D. The Respondents Other Than Mr. Vacca
[23] Diana Vacca was a party to the initial application heard by Lemon J. She was represented by counsel. Although she was ultimately unsuccessful, her position was, in my view, arguable. She was also a respondent in Golfnorth’s application to have the Erin mortgage discharged, which was granted by Mossip J. She did not initiate the application, although she unsuccessfully attempted to appeal the decision. She was not a party to the action dismissed by Mossip J. or the action currently before the court.
[24] While there is a suggestion that Ms. Vacca was a nominee of Mr. Vacca, I have little evidence of what role, if any, she played in any of the litigation. Although she is named as a respondent in this application, the applicants have advanced no argument as to why she should be the subject of a vexatious litigant order. There is no basis for making such an order against Diana Vacca.
[25] With respect to the other respondent, Greenway, as Mr.

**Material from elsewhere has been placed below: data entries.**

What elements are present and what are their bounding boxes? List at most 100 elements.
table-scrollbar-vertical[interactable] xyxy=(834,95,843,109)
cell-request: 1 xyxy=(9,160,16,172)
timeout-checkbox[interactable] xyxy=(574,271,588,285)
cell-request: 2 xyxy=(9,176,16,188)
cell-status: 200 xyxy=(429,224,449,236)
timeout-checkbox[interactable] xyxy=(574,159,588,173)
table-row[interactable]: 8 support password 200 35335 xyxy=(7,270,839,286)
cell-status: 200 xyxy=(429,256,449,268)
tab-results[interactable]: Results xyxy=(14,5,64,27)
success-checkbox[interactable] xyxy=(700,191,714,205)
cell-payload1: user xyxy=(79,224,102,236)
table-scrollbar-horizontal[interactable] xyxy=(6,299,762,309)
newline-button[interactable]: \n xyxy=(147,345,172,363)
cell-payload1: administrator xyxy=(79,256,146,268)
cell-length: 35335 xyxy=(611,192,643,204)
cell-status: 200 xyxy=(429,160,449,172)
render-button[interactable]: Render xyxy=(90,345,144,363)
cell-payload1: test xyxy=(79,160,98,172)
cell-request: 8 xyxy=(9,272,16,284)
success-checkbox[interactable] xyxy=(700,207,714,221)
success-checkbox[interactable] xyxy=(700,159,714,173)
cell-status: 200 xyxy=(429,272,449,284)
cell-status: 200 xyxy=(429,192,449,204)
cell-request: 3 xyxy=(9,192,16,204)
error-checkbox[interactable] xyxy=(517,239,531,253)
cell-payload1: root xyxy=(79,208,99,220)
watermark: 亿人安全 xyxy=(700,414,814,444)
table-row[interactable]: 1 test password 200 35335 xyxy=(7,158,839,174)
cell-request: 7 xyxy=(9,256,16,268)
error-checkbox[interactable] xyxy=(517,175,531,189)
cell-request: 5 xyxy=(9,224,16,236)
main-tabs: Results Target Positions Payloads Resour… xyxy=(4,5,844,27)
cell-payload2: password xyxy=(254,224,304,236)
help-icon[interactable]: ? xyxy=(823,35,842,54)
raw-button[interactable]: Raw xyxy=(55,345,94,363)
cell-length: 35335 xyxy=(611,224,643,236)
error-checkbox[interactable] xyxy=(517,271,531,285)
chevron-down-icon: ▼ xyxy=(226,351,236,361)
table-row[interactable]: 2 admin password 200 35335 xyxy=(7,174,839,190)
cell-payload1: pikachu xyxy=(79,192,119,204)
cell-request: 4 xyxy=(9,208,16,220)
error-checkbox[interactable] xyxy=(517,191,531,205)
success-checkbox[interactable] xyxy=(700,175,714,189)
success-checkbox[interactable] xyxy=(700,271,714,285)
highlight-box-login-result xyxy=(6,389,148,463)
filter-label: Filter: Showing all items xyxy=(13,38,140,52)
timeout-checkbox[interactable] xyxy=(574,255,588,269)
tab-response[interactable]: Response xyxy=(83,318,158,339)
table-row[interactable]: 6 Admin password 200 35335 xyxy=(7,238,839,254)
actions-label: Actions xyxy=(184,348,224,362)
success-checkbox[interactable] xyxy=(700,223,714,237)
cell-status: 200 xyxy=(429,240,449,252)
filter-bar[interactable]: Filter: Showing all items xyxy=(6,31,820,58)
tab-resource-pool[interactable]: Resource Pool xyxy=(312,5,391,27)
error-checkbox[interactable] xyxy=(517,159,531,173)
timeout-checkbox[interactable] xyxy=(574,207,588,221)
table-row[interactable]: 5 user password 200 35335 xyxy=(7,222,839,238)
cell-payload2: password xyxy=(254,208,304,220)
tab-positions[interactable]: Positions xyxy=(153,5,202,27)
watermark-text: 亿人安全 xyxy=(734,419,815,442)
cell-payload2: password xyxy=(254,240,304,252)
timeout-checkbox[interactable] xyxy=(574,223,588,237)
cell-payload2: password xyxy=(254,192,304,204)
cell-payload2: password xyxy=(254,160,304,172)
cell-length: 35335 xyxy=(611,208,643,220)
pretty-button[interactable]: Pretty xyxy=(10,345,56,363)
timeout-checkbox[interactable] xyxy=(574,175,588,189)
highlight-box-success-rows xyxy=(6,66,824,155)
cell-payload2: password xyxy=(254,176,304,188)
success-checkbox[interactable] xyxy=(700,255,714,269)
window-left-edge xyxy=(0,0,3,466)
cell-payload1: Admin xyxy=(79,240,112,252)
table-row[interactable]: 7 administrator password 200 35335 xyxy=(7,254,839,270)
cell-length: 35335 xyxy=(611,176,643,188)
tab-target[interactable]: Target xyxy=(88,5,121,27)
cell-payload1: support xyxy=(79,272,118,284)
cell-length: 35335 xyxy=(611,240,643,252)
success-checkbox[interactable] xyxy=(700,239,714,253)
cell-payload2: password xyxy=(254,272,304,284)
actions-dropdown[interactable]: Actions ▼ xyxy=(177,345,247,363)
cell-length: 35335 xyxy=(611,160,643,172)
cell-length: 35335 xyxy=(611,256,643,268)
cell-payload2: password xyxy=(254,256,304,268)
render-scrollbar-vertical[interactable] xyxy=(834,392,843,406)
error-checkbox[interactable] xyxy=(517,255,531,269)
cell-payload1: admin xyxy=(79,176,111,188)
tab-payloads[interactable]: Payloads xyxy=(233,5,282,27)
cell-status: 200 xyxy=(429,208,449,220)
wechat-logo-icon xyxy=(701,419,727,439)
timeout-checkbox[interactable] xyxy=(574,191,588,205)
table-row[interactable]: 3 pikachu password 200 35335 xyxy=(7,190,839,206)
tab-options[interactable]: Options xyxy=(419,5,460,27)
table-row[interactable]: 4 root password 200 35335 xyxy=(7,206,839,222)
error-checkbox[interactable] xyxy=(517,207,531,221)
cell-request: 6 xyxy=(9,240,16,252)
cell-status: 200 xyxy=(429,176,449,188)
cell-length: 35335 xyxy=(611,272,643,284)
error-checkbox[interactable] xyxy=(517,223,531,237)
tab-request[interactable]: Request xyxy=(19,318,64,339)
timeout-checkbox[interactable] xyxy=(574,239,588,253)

Vacca is its sole shareholder, the order I am making will apply to any proceedings Mr. Vacca may attempt to initiate on its behalf.
III. DISPOSITION
[26] The application is granted. Pursuant to s. 140(1) of the Courts of Justice Act, Mr. Vacca is declared a vexatious litigant. As a result, he may not institute any further proceedings on his own behalf or on behalf of any corporation controlled by him in any court or continue any proceedings that he has previously instituted except by leave of a judge of the Superior Court of Justice in accordance with s. 140(3) and (4). However, Mr. Vacca is not restricted from appealing this order should he choose to do so.

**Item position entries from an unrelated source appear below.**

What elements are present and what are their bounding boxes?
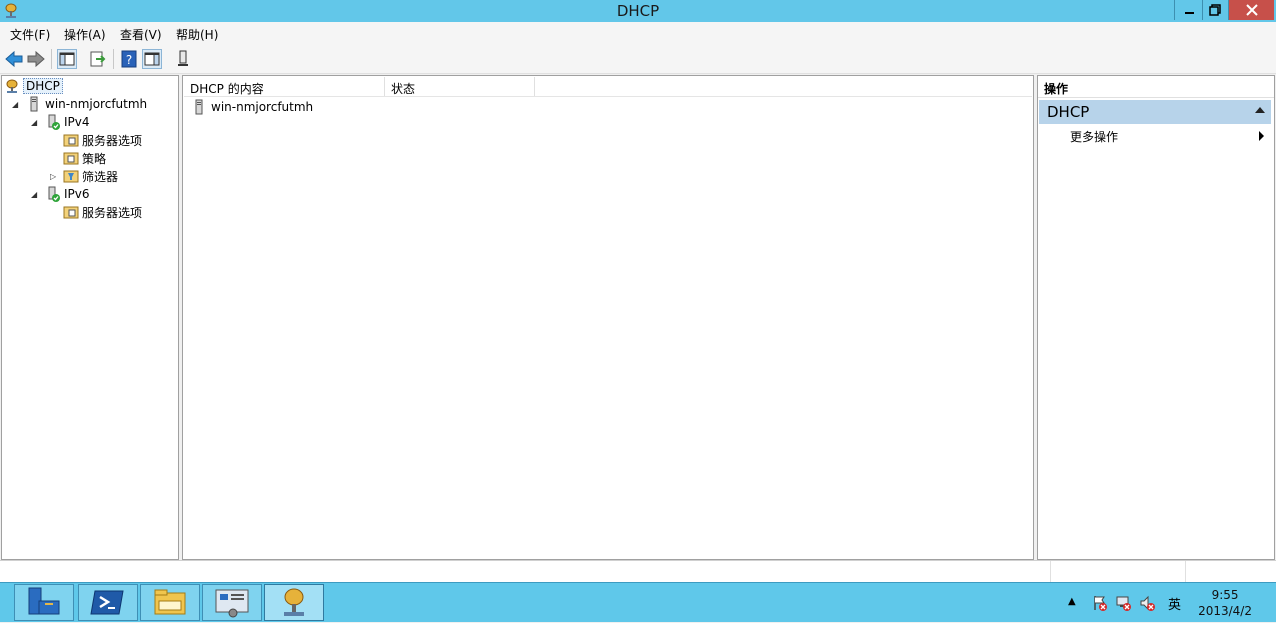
ime-indicator[interactable]: 英: [1168, 594, 1184, 613]
show-hide-action-pane-icon: [144, 52, 160, 66]
server-options-icon: [63, 206, 79, 219]
collapse-arrow-icon[interactable]: ◢: [12, 100, 22, 109]
actions-section-title: DHCP: [1047, 103, 1090, 121]
more-actions-item[interactable]: 更多操作: [1070, 128, 1118, 145]
powershell-icon: [90, 590, 124, 615]
ipv4-status-ok-icon: [48, 114, 60, 130]
collapse-caret-icon[interactable]: [1255, 107, 1265, 113]
server-icon: [30, 96, 38, 112]
tree-item-filters[interactable]: ▷ 筛选器: [50, 167, 118, 185]
tree-item-ipv4-server-options[interactable]: 服务器选项: [63, 131, 142, 149]
console-tree-pane: DHCP ◢ win-nmjorcfutmh ◢ IPv4 服务器选项 策略 ▷…: [1, 75, 179, 560]
ipv6-status-ok-icon: [48, 186, 60, 202]
network-error-icon[interactable]: [1116, 595, 1132, 611]
policies-icon: [63, 152, 79, 165]
column-header-contents[interactable]: DHCP 的内容: [184, 77, 385, 96]
menu-view[interactable]: 查看(V): [120, 26, 162, 43]
collapse-arrow-icon[interactable]: ◢: [31, 190, 41, 199]
network-console-icon: [215, 589, 249, 618]
taskbar-server-manager[interactable]: [14, 584, 74, 621]
restore-button[interactable]: [1202, 0, 1228, 20]
show-hide-console-tree-button[interactable]: [57, 49, 77, 69]
file-explorer-icon: [154, 589, 186, 615]
show-hide-console-tree-icon: [59, 52, 75, 66]
tree-item-label: 筛选器: [82, 169, 119, 184]
clock-date: 2013/4/2: [1198, 604, 1252, 618]
minimize-button[interactable]: [1174, 0, 1202, 20]
menu-action[interactable]: 操作(A): [64, 26, 106, 43]
forward-arrow-icon[interactable]: [26, 49, 46, 69]
tree-item-label: 服务器选项: [82, 133, 143, 148]
taskbar-powershell[interactable]: [78, 584, 138, 621]
server-icon[interactable]: [173, 49, 193, 69]
window-title: DHCP: [616, 2, 660, 20]
dhcp-root-icon: [6, 79, 18, 93]
submenu-arrow-icon[interactable]: [1259, 131, 1264, 141]
toolbar: ?: [0, 44, 1276, 74]
toolbar-separator: [113, 49, 114, 69]
actions-pane: 操作 DHCP 更多操作: [1037, 75, 1275, 560]
status-bar: [0, 560, 1276, 583]
menu-bar: 文件(F) 操作(A) 查看(V) 帮助(H): [0, 22, 1276, 44]
minimize-icon: [1185, 12, 1194, 14]
dhcp-app-icon: [284, 588, 304, 616]
tree-item-ipv4[interactable]: ◢ IPv4: [31, 113, 90, 131]
restore-icon: [1209, 4, 1221, 16]
title-bar: DHCP: [0, 0, 1276, 22]
actions-section-dhcp[interactable]: DHCP: [1039, 100, 1271, 124]
server-icon: [195, 99, 203, 115]
server-options-icon: [63, 134, 79, 147]
column-header-status[interactable]: 状态: [385, 77, 535, 96]
action-center-error-icon[interactable]: [1092, 595, 1108, 611]
tree-item-dhcp[interactable]: DHCP: [4, 77, 63, 95]
server-manager-icon: [28, 587, 60, 615]
tree-item-label: DHCP: [23, 78, 63, 94]
tree-item-label: win-nmjorcfutmh: [45, 97, 148, 111]
collapse-arrow-icon[interactable]: ◢: [31, 118, 41, 127]
filters-icon: [63, 170, 79, 183]
show-hide-action-pane-button[interactable]: [142, 49, 162, 69]
list-item[interactable]: win-nmjorcfutmh: [191, 98, 313, 116]
taskbar-dhcp[interactable]: [264, 584, 324, 621]
menu-file[interactable]: 文件(F): [10, 26, 50, 43]
tree-item-policies[interactable]: 策略: [63, 149, 106, 167]
close-button[interactable]: [1228, 0, 1274, 20]
taskbar-clock[interactable]: 9:55 2013/4/2: [1198, 587, 1252, 619]
svg-text:?: ?: [126, 53, 132, 67]
help-icon[interactable]: ?: [119, 49, 139, 69]
taskbar: ▲ 英 9:55 2013/4/2: [0, 582, 1276, 622]
menu-help[interactable]: 帮助(H): [176, 26, 218, 43]
back-arrow-icon[interactable]: [4, 49, 24, 69]
tree-item-ipv6-server-options[interactable]: 服务器选项: [63, 203, 142, 221]
taskbar-network-app[interactable]: [202, 584, 262, 621]
content-pane: DHCP 的内容 状态 win-nmjorcfutmh: [182, 75, 1034, 560]
actions-header: 操作: [1038, 76, 1274, 98]
tree-item-label: 服务器选项: [82, 205, 143, 220]
expand-arrow-icon[interactable]: ▷: [50, 172, 60, 181]
tree-item-label: 策略: [82, 151, 107, 166]
volume-muted-icon[interactable]: [1140, 595, 1156, 611]
status-separator: [1185, 561, 1186, 583]
list-item-name: win-nmjorcfutmh: [211, 100, 314, 114]
close-icon: [1246, 4, 1258, 16]
tree-item-label: IPv6: [64, 187, 90, 201]
export-list-icon[interactable]: [87, 49, 107, 69]
show-hidden-icons-arrow-icon[interactable]: ▲: [1068, 596, 1084, 612]
taskbar-file-explorer[interactable]: [140, 584, 200, 621]
toolbar-separator: [51, 49, 52, 69]
tree-item-label: IPv4: [64, 115, 90, 129]
clock-time: 9:55: [1211, 588, 1239, 602]
status-separator: [1050, 561, 1051, 583]
tree-item-server[interactable]: ◢ win-nmjorcfutmh: [12, 95, 147, 113]
tree-item-ipv6[interactable]: ◢ IPv6: [31, 185, 90, 203]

[27] If the parties cannot agree on costs, the applicant may file written submissions of no more than three pages within 10 days of the release of this decision. Mr. Vacca may file written responding submissions of no more than three pages within 10 days of receiving the opposing parties’ submissions.
Schreck J.
Released: May 22, 2018.
COURT FILE NO.: CV-17-581094-0000
DATE: 20180522
ONTARIO
SUPERIOR COURT OF JUSTICE
BETWEEN:
GOLFNORTH PROPERTIES INC., 883890 ONTARIO LIMITED and SHAWN EVANS
Applicants
– and –
VITTORIO VACCA a.k.a. VICTOR VACCA, DIANA VACCA and GREENWAY ESTATES HOMES LTD. IN TRUST
Respondents
REASONS FOR DECISION
Schreck J.
Released: May 22, 2018.
[^1]: An action by Ms. Vacca, 457351 and the Italian Canadian Savings & Credit Union Limited against Golfnorth raising the same issues was commenced at around the same time but later dismissed as abandoned.
[^2]: 457351 Ontario Inc. v. Golfnorth Properties Inc., 2013 ONSC 5298.
[^3]: 457351 Ontario Inc. v. Golfnorth Properties Inc., 2014 ONCA 382.
[^4]: Vacca v. GolfNorth Properties Inc., 2014 ONSC 6972.
[^5]: Golfnorth Properties Inc. v. 457351 Ont. Inc., 2014 ONSC 6962.
[^6]: Golfnorth Properties Inc. v. 457351 Ontario Inc., 2015 ONCA 419.